“How about a nice cup of tea?” Asked Mrs. Sputnik-Putarski.
Of course, if Ben had been more versed in historical alliterations he would have realized that, Sputnik being in her name, Mrs. Sputnik-Putarsky was probably a Russian spy, and that the Sputnik was a reference to the famous Sputnik sattelite which had been launched into orbit by the Russians in 1957. Sadly, Ben was entirely oblivious to this piece of somewhat arcane historical trivia.
“I would love a cup of tea.” Ben smiled.
The tea was delicious. It gave Ben a warm, cozy feeling all the way down to his toe. He began to get sleepy. His head began to nod.
Now it was Mrs. Sputnik-Putarsky’s turn to smile. Everything was going exactly to plan. She snapped her fingers, and a hoard of men in hazmat suits entered the room.
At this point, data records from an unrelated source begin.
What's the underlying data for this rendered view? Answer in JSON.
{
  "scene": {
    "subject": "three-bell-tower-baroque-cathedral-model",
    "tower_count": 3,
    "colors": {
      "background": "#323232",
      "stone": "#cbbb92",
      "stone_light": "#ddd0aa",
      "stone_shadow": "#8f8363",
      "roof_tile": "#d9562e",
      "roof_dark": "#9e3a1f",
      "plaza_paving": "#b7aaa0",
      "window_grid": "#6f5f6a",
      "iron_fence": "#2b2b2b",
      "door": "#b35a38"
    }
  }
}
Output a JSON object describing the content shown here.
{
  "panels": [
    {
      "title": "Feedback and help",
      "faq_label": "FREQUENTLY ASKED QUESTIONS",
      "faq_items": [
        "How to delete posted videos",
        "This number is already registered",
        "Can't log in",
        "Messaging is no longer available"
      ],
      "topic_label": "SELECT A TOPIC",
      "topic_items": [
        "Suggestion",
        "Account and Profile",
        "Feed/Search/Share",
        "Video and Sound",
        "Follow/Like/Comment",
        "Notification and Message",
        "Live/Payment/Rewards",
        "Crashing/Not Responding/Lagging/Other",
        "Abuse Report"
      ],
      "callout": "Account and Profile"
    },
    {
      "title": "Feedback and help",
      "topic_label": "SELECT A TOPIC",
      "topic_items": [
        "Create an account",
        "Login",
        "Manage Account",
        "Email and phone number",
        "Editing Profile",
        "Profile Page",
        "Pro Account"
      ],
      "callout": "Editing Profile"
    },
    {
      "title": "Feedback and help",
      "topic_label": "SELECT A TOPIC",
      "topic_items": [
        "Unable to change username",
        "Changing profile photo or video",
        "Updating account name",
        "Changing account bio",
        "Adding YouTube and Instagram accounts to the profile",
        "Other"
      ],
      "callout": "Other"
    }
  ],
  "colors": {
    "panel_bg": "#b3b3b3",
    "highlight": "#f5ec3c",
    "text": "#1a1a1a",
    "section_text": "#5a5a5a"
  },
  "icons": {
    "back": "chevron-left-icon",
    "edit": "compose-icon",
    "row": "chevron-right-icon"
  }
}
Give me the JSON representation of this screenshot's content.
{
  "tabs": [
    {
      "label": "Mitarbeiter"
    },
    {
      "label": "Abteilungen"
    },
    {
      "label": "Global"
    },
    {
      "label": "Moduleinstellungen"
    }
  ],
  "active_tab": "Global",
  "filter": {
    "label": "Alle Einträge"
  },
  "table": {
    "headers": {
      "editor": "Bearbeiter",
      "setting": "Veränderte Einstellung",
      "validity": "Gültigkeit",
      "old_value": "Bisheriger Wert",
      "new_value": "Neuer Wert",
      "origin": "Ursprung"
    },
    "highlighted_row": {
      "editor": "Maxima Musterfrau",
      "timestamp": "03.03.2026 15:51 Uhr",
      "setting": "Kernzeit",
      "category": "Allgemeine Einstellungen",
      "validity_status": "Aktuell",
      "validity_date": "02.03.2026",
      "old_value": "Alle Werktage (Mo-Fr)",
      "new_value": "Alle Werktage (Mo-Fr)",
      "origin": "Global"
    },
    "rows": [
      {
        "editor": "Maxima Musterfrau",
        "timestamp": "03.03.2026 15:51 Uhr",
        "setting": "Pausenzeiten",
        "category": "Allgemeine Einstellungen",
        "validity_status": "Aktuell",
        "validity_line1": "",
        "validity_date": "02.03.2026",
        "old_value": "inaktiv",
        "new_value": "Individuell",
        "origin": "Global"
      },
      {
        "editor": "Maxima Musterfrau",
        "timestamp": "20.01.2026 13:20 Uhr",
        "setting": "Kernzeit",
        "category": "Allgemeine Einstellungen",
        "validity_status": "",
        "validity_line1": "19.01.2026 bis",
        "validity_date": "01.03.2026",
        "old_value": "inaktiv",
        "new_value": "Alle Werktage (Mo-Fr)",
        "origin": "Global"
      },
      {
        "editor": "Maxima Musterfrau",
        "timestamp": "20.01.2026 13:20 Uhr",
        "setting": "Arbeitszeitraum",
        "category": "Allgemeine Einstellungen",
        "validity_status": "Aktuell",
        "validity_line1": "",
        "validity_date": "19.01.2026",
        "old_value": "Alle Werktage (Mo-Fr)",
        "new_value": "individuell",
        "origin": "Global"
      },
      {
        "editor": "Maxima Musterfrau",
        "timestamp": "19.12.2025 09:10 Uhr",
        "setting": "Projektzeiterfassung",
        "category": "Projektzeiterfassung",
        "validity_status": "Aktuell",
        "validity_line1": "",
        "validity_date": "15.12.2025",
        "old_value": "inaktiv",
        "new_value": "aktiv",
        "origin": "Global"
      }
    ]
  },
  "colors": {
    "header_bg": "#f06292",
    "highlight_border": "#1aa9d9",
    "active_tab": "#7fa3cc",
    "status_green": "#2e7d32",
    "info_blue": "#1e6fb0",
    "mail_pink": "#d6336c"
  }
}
When Ben woke up he had no idea where he was. Nothing seemed familiar, and his feet were cramped. He tried to reposition his legs, but he didn’t have any room. There was a small window next to his head. By craning his neck just right he was able to catch a glimpse out of it.
Could that be? No. It was impossible.
And yet, it was true. Ben was in low earth orbit.
Photo by samer daboul on Pexels.com
Perhaps if Ben had heard her first name, Yuri, he’d have wised up right away.
Maybe. But Ben was never the brightest bulb.
Now he’s a celestial one.
Ha!
Happened to me once! When I looked down there was a dog getting overly familiar with my leg!
Yep. Been there.
This is why I drink coffee, and not tea.
Exactly.
I was ok with the Sputnik reference (I’m old enough to remember it for real) but it was the word “hazmat” that I had to look up!
Something to do with flooring, I think.